Monday, January 19, 2009

Dr. Scrum: Agile and Making It Work in the Real World (Part Two of Two)

In the real world of Agile development, you may be pulled a thousand different ways - and not just by development. Here's a few tricks I've learned to make working with an agile team a bit easier.

1. Plan your stories and epics in advance. Even though the development team is looking at the user stories on the very near horizon, plan a roadmap for what you will be working on over the next 4 quarters. By documenting a high-level iteration plan, it will inform the team on what's coming next, and will help you make adjustments when new user stories are requested. What I've often done is write out high-level user stories several iterations in advance in a spreadsheet (not the acceptance tests- yet). That way I can look at what's coming 5 iterations from now, in both managing my time, and making changes to iterations as they are needed.

2. Keep User Stories Lightweight. At Yesmail, user stories are very simply and include acceptance tests. That (for the most part) is it. By keeping them straightforward and clear in the acceptance test, you'll have less questions from engineering, and more time for managing the product.

3. Be Flexible in the Outcome. When you write user stories and acceptance tests, you probably have a fairly good idea of how the product will look in the UI. My advice? Allow there to be several solutions to one user story - and choose the best as a team. There's nothing worse in really hampering creativity than a product manager with a 'my way or the high way' point of view. That being said, do ensure you communicate the users needs and technical expertise well, so the users needs are well understood.

4. Assess ROI and Market Need. Set time aside to validate your roadmap and backlog with ROI and market need. In my experience, nearly all developers are 'okay' if I communicate that I need time to ensure the user stories are in line with market demands. Practically speaking, this means that I try to make myself available for a few hours to help with product development, but I do say "I will be working tomorrow morning from 8:30-11:00 on a revised market assessment(or other product management task)." Most developers are okay with with working with your schedule.

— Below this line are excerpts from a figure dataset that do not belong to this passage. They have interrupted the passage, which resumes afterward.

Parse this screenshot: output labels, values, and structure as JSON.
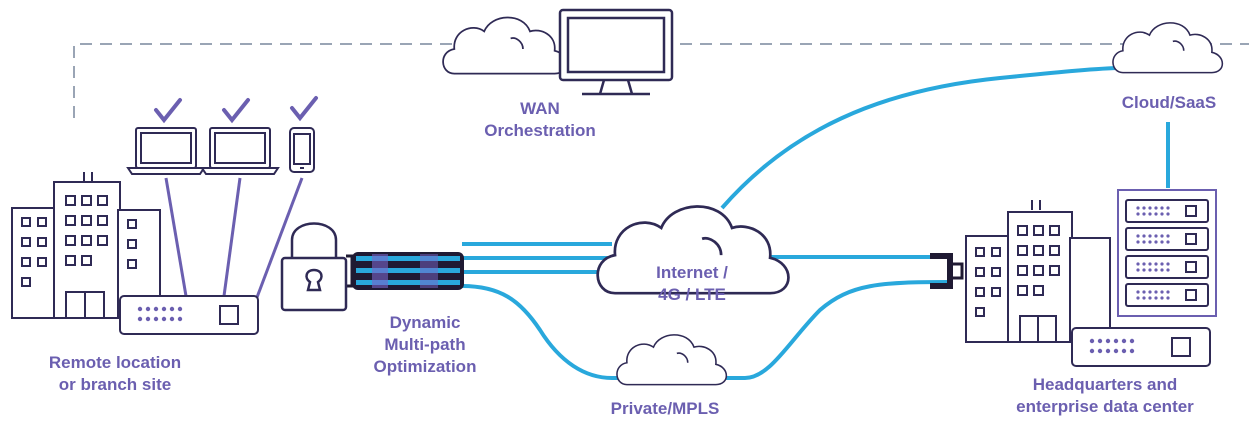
{
  "labels": {
    "wan_orchestration_line1": "WAN",
    "wan_orchestration_line2": "Orchestration",
    "cloud_saas": "Cloud/SaaS",
    "remote_line1": "Remote location",
    "remote_line2": "or branch site",
    "dmpo_line1": "Dynamic",
    "dmpo_line2": "Multi-path",
    "dmpo_line3": "Optimization",
    "internet_line1": "Internet /",
    "internet_line2": "4G / LTE",
    "private_mpls": "Private/MPLS",
    "hq_line1": "Headquarters and",
    "hq_line2": "enterprise data center"
  },
  "colors": {
    "outline": "#6b5fb0",
    "link_blue": "#29a8dc",
    "dashed_gray": "#9aa5b5",
    "tunnel_dark": "#1f1a33"
  },
  "icons": [
    "cloud-icon",
    "monitor-icon",
    "laptop-icon",
    "phone-icon",
    "checkmark-icon",
    "building-icon",
    "router-icon",
    "padlock-icon",
    "server-rack-icon"
  ]
}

5. Ensure continual communication about development estimating. In planning the roadmap, I've worked with several development teams to ensure realistic timetables for a product roadmap were communicated. The roadmap answers two questions 1) What do we need to do (and why?), and 2) When do we need it? Ensure that development is on board, and plans for product iterations are realistic. For me, there were standing weekly meeting about iteration planning and estimating. This helps in both building trust both with development teams and executives.

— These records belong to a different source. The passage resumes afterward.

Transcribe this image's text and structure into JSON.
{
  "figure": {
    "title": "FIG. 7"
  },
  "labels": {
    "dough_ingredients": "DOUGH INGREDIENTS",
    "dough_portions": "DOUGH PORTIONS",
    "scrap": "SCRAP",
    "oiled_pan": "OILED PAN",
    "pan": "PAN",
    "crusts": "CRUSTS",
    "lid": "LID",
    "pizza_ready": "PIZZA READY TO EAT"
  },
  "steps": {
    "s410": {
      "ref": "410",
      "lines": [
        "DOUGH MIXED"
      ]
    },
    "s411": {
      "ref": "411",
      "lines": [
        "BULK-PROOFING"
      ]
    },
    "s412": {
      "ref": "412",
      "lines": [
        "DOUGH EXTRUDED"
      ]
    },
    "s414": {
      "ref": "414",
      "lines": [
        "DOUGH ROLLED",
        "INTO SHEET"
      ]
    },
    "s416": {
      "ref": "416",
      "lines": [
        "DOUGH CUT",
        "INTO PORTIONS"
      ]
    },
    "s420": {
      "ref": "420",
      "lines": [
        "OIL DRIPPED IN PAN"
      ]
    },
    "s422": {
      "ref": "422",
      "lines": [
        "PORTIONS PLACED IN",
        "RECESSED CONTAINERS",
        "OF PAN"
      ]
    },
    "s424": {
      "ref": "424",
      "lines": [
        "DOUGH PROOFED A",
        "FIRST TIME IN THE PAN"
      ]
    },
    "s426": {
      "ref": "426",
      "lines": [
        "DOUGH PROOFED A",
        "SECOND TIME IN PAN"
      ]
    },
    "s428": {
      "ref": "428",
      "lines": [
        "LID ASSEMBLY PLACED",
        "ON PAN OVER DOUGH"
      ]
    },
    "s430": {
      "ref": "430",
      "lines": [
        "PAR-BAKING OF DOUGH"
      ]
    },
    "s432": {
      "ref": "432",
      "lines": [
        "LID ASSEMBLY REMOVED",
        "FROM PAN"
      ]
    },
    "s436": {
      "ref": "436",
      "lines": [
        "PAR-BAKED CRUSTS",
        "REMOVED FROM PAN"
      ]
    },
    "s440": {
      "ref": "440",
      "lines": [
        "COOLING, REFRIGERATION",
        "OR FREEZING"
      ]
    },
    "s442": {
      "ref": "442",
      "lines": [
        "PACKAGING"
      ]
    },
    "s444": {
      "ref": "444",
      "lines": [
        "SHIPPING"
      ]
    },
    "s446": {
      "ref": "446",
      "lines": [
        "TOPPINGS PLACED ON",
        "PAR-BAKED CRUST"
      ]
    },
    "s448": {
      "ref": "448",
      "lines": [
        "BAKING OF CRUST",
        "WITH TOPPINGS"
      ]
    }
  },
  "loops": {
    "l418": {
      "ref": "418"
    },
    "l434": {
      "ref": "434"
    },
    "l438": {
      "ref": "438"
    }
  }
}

6. Use Steering Committees to Validate the Backlog. What has helped tremendously in agile is monthly explicit communication to the executive team about what's coming in the next few iterations and what's in the products backlog. This may be contained in JIRA, or a confluence page - or a spreadsheet. What's most important is that the team knows the scheduled priorities of the product, and the order in which they are released.

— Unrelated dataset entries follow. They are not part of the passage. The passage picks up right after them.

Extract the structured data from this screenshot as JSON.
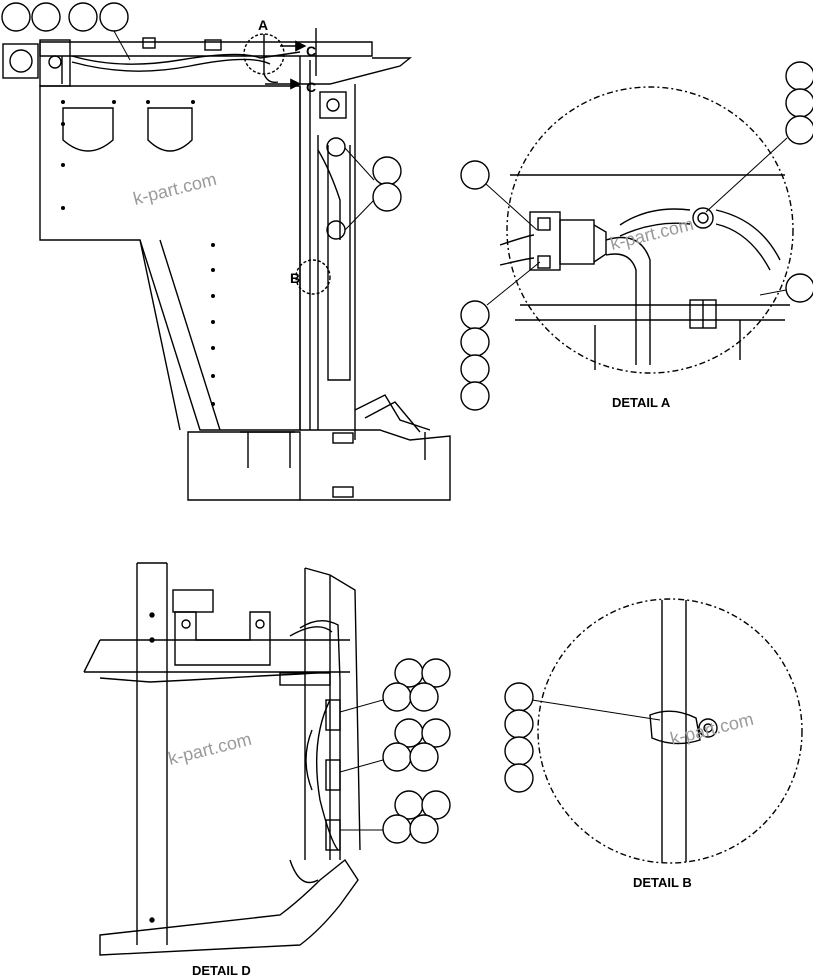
{
  "detail_labels": {
    "a": "DETAIL A",
    "b": "DETAIL B",
    "d": "DETAIL D"
  },
  "callout_letters": {
    "a": "A",
    "b": "B",
    "c1": "C",
    "c2": "C"
  },
  "watermark": "k-part.com"
}
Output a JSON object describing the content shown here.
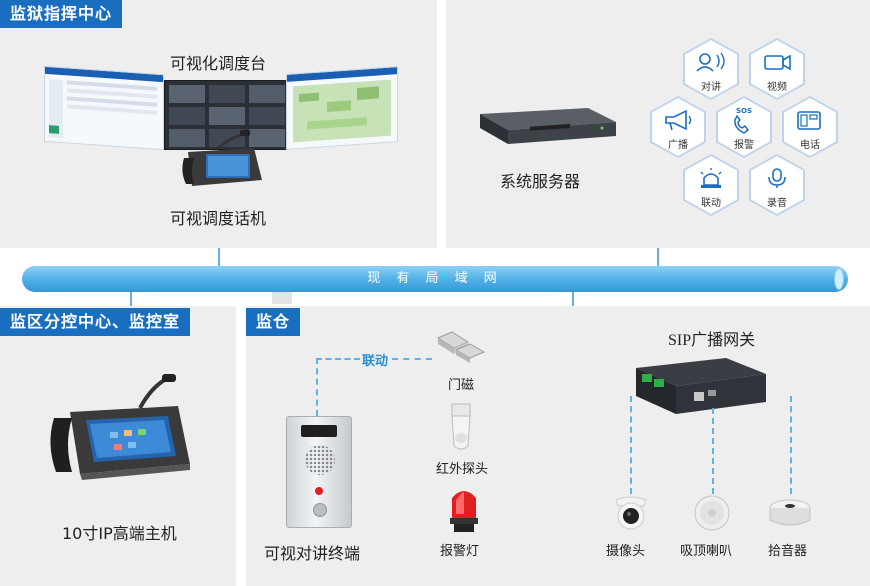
{
  "network": {
    "label": "现 有 局 域 网"
  },
  "command_center": {
    "tag": "监狱指挥中心",
    "console_label": "可视化调度台",
    "phone_label": "可视调度话机"
  },
  "server_panel": {
    "server_label": "系统服务器",
    "features": [
      {
        "label": "对讲",
        "icon": "intercom-icon"
      },
      {
        "label": "视频",
        "icon": "video-camera-icon"
      },
      {
        "label": "广播",
        "icon": "megaphone-icon"
      },
      {
        "label": "报警",
        "icon": "sos-phone-icon",
        "badge": "SOS"
      },
      {
        "label": "电话",
        "icon": "telephone-icon"
      },
      {
        "label": "联动",
        "icon": "beacon-icon"
      },
      {
        "label": "录音",
        "icon": "microphone-icon"
      }
    ]
  },
  "district_center": {
    "tag": "监区分控中心、监控室",
    "host_label": "10寸IP高端主机"
  },
  "cell": {
    "tag": "监仓",
    "link_label": "联动",
    "door_sensor": "门磁",
    "ir_detector": "红外探头",
    "alarm_lamp": "报警灯",
    "terminal_label": "可视对讲终端",
    "gateway_label": "SIP广播网关",
    "camera": "摄像头",
    "speaker": "吸顶喇叭",
    "pickup": "拾音器"
  },
  "colors": {
    "accent": "#1a6ec0",
    "bus": "#4eaee6",
    "panel": "#eeeeee",
    "line": "#5fb2e8",
    "alarm": "#e02020"
  }
}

7. Enjoy the ride (and the people you work with). Agile is about daily communication and collaboration. Soo... get to know the development team well. Soon you'll be making a great product with a development team that delivers great solutions and superior products. Agile and agile methodologies are likely to be here a while. So buckle up and enjoy the ride!


  1. This is a not-so lightweight comment regarding number two, Keep User Stories Lightweight

    Borrowing from "User Stories Applied" by Mike Cohn, who borrowed in turn from Bill Wake, author of "Extreme Programming Explored", a good story should have six attributes.

    Value to users or customers

    Notice they form the acronym INVEST.

    Independent means a story has as few dependencies as possible.

    Negotiable means that it is not a written contract, but instead is designed to generate discussion between the developer and the product owner.

    Value to either the people using the software or buying the software.

    "Estimatable" means that the developer can estimate how long it will take to turn the story into working code. There may be challenges to this. If the developer is not familiar with the domain, then some time needs to be allotted with the domain expert. If the story is too big, then it they make break it down into smaller pieces.

    Small means they shouldn't be too big. Although they shouldn't be too small either.

    Testable means you should put in some high level acceptance tests as passing its tests proves that a story has been successfully developed. They also provide some guidance to both the developer and QA regarding the expected behavior.

  2. The idea behind Agile Development seems to have been around for a long time... The notion of co-location all project resources... Rapid Action Development (RAD)... and the Rational Unified Process were all different flavors of what we are labeling as Agile.

    Do you think that we'll have another flavor development soon and will be merely be Agile with a new name?

  3. Could be. I've been working with modified version of XP, Agile, Scrum, but there are always new ways of working that will speed innovation.